Thread: Order of integration

If I evaluate an integral
$\displaystyle \int {1 \over 3x}dx = \ln {3x} + \ln c $
or the constant can be brought outside: $\displaystyle \int {1 \over 3x}dx = {1 \over 3}\int {1 \over x} dx = {1 \over 3} \ln x + \ln c$
which are different answers, how is this?

Originally Posted by bigdoggy

If I evaluate an integral
$\displaystyle \int {1 \over 3x}dx = \ln {3x} + \ln c $
or the constant can be brought outside: $\displaystyle \int {1 \over 3x}dx = {1 \over 3}\int {1 \over x} dx = {1 \over 3} \ln x + \ln c$
which are different answers, how is this?

Would it be because:
$\displaystyle \ln 3x + \ln c = \ln 3 + \ln x + \ln c = \ln x + \ln c$
since the 3 is absorbed into the constant?

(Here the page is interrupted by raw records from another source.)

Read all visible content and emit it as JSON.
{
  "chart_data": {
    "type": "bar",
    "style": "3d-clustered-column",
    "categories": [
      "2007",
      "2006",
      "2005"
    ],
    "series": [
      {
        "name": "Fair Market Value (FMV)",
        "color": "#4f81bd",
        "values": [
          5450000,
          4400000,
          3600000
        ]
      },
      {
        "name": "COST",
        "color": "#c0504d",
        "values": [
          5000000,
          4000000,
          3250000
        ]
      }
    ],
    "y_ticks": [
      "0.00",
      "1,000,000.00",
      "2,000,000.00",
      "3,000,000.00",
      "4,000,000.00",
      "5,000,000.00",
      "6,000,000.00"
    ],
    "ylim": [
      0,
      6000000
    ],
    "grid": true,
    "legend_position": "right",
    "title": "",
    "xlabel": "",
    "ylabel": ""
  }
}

The reason I ask is because I've got this : $\displaystyle dy = - {du \over 5u} $ which can be solved to give different answers:
$\displaystyle 1) -y = \ln 5u + \ln c \rightarrow u = C \exp^{-y} \ 2)\ 5y = - \ln u - \ln c \rightarrow u = C \exp ^{-5y}$

how can this be so?

Not quite

int(dx/3x) is not ln(3x) but 1/3ln(3x) +c = 1/3ln(x) + c (1/3ln(3)is absorbed into c

To see this differentiate ln(3x) -- you don't get 1/3x

When integrating int(dx/3x) if you leave the 3 in the integral

you should use substitution u = 3x du = 3dx

1/3du = dx and you get 1/3int(1/udu)